POST /museums/_search?size=0
{
    "aggs" : {
        "centroid" : {
            "geo_centroid" : {
                "field" : "location" 
            }
        }
    }
}

The geo_centroid aggregation specifies the field to use for computing the centroid. (NOTE: field must be a Geo-point type)

The above aggregation demonstrates how one would compute the centroid of the location field for all documents with a crime type of burglary

The response for the above aggregation:

{
    ...
    "aggregations": {
        "centroid": {
            "location": {
                "lat": 51.00982965203002,
                "lon": 3.9662131341174245
            },
            "count": 6
        }
    }
}

The geo_centroid aggregation is more interesting when combined as a sub-aggregation to other bucket aggregations.

Example:

POST /museums/_search?size=0
{
    "aggs" : {
        "cities" : {
            "terms" : { "field" : "city.keyword" },
            "aggs" : {
                "centroid" : {
                    "geo_centroid" : { "field" : "location" }
                }
            }
        }
    }
}

The above example uses geo_centroid as a sub-aggregation to a terms bucket aggregation for finding the central location for museums in each city.

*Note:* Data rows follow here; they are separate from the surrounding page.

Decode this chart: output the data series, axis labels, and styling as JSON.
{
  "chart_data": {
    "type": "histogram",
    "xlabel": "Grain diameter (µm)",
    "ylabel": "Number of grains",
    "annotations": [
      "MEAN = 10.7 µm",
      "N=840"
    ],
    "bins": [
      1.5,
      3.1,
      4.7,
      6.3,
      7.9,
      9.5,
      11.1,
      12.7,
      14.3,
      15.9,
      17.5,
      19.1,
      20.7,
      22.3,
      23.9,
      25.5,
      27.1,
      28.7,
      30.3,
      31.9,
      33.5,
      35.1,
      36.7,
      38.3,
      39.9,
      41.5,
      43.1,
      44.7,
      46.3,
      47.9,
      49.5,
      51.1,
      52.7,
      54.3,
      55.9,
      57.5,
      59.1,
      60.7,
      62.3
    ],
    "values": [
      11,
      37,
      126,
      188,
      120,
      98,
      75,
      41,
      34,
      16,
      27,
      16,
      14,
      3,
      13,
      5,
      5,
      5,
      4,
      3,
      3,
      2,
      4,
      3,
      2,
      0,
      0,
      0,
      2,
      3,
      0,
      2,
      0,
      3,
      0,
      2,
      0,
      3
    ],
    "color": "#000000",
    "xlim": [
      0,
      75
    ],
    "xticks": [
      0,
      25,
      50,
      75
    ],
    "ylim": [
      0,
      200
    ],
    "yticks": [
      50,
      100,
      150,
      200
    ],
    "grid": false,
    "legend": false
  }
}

The response for the above aggregation:

{
    ...
    "aggregations": {
        "cities": {
            "sum_other_doc_count": 0,
            "doc_count_error_upper_bound": 0,
            "buckets": [
               {
                   "key": "Amsterdam",
                   "doc_count": 3,
                   "centroid": {
                      "location": {
                         "lat": 52.371655656024814,
                         "lon": 4.909563297405839
                      },
                      "count": 3
                   }
               },
               {
                   "key": "Paris",
                   "doc_count": 2,
                   "centroid": {
                      "location": {
                         "lat": 48.86055548675358,
                         "lon": 2.3316944623366
                      },
                      "count": 2
                   }
                },
                {
                    "key": "Antwerp",
                    "doc_count": 1,
                    "centroid": {
                       "location": {
                          "lat": 51.22289997059852,
                          "lon": 4.40519998781383
                       },
                       "count": 1
                    }
                 }
            ]
        }
    }
}

Using geo_centroid as a sub-aggregation of geohash_grid

The geohash_grid aggregation places documents, not individual geo-points, into buckets. If a document’s geo_point field contains multiple values, the document could be assigned to multiple buckets, even if one or more of its geo-points are outside the bucket boundaries.

If a geocentroid sub-aggregation is also used, each centroid is calculated using all geo-points in a bucket, including those outside the bucket boundaries. This can result in centroids outside of bucket boundaries.